Walter Cooper Trout spielt eine Mischung aus Blues und Rock, bei seinen Konzerten setzt er sich immer wieder im Vorprogramm für noch unbekannte, dafür aber talentierte Nachwuchsgitarristen ein. So standen im Vorprogram schon Gitarristen wie beispielsweise Ian Parker, Steve Fister, Danny Bryant, Henrik Freischlader und Scott McKeon auf seiner Bühne.

Die CD „The Blues Came Callin“ aus dem Hause Mascot Label Group beinhaltet ein Dutzend wunderbarer Songs, bei denen man die Trouts Liebe zur Musik sehr gut spürt. Mir hat besonders „The Bottom Of The River“ gefallen, ein Stück, das mit wirklich unter die Haut ging.

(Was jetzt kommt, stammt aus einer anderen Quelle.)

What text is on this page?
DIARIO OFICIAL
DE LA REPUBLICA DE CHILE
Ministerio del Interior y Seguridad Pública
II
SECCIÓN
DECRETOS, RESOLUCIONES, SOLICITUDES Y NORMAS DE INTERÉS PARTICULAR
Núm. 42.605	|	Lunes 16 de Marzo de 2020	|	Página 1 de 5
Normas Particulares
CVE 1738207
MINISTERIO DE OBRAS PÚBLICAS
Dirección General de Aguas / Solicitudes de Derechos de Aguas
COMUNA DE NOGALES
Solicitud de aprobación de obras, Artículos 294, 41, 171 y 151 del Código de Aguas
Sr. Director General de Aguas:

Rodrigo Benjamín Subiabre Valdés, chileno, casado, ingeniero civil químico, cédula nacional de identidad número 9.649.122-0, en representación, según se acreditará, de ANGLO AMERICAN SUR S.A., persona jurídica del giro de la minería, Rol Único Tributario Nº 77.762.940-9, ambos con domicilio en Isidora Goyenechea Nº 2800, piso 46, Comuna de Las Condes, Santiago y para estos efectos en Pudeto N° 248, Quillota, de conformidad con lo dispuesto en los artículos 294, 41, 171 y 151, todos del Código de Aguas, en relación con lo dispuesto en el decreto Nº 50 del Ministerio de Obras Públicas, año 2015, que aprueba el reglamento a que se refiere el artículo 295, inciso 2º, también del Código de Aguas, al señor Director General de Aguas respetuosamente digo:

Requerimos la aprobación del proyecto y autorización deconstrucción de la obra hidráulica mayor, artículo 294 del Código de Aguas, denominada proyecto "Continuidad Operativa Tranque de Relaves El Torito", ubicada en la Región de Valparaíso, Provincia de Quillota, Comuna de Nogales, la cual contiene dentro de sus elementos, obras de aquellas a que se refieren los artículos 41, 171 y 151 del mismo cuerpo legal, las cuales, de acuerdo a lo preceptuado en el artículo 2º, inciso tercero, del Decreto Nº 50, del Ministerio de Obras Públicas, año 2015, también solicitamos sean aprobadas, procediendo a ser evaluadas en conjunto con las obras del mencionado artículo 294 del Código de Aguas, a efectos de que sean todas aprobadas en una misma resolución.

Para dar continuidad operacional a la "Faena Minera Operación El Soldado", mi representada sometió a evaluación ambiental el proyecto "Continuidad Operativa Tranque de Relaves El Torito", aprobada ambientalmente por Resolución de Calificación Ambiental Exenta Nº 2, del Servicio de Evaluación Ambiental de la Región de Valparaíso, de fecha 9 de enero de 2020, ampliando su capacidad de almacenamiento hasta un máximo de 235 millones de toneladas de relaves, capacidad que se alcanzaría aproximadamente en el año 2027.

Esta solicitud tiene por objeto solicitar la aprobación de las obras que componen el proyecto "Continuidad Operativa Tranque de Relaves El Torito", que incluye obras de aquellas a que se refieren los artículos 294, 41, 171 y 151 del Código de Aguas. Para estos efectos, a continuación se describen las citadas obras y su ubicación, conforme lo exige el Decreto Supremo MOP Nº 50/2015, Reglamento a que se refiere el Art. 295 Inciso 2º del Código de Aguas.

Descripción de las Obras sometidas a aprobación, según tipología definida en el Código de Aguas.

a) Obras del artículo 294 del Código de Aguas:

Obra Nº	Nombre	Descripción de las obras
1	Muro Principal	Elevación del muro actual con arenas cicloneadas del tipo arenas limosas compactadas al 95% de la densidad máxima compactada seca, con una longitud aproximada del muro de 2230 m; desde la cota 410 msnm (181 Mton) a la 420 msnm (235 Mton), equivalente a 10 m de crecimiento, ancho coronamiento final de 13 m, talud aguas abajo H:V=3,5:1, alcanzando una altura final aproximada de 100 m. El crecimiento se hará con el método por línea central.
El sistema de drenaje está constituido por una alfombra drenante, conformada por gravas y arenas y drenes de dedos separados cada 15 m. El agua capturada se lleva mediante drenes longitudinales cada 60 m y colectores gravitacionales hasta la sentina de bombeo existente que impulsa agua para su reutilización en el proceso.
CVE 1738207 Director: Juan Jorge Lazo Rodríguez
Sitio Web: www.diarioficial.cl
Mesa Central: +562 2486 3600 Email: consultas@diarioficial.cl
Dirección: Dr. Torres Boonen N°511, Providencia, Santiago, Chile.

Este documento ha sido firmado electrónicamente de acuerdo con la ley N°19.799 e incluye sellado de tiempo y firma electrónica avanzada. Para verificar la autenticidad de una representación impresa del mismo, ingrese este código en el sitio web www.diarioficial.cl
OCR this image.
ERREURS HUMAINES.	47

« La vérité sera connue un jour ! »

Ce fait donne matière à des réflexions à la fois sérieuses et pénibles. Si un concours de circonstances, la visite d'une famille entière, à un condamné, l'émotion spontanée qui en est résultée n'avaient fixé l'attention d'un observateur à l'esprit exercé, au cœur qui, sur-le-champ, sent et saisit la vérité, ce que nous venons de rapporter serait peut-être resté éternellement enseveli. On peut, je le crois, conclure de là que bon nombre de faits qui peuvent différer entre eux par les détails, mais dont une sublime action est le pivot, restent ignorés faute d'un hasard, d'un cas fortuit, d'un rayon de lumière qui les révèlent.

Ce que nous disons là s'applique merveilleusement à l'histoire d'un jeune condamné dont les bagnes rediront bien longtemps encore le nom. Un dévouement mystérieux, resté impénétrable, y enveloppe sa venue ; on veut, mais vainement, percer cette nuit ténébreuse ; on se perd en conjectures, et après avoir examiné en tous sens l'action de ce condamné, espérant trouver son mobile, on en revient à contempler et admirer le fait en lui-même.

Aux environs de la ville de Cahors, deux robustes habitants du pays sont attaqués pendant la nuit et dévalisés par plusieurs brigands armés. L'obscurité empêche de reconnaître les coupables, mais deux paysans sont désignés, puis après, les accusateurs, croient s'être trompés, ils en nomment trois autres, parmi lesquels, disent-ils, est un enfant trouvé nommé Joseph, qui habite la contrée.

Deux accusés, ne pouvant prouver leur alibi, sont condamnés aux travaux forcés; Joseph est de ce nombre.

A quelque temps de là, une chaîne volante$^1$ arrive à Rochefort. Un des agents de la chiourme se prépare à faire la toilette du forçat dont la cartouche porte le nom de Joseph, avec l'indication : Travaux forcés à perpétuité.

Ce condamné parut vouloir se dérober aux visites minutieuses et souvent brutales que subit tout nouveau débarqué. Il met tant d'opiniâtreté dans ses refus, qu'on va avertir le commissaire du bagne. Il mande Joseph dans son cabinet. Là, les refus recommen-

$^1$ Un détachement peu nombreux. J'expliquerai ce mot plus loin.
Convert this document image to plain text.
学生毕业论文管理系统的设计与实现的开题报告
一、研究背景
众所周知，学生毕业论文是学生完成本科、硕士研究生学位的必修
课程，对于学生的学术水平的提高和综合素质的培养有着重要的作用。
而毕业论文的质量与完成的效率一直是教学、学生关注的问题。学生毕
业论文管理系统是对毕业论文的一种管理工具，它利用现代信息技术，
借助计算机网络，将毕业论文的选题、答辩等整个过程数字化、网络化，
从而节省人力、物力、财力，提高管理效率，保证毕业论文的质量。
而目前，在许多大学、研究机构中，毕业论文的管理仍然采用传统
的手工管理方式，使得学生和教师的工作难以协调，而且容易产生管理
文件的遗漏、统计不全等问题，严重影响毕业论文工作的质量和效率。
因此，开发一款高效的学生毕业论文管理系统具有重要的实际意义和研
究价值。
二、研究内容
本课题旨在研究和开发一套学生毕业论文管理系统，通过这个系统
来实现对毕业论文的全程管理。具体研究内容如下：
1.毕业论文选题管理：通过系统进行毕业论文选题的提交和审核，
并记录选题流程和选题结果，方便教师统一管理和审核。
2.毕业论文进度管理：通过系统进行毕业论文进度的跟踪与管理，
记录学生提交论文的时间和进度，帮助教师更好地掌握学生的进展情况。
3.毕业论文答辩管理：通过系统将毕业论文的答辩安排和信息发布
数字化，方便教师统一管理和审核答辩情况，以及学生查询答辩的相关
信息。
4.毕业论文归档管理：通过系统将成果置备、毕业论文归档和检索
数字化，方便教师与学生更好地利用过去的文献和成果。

Folgende Songs sind auf der CD vorhanden:
01. Wastin' Away
02. The World Is Goin' Crazy (And So Am I)
03. The Bottom Of The River
04. Take A Little Time
05. The Whale Have Swallowed Me
06. Willie
07. Mayall's Piano Boogie
08. Born In The City
09. Tight Shoes
10. The Blues Came Callin'
11. Hard Time
12. Nobody Moves Me Like You Do

Dazu liegt der CD noch eine DVD bei, die eine tolle Dokumentation enthält. Diese gibt dem Zuschauer einen sehr schönen Einblick in das musikalische Werden von Walter Trout. Sehr schön gemacht und auf jedem Fall einen Kauf wert.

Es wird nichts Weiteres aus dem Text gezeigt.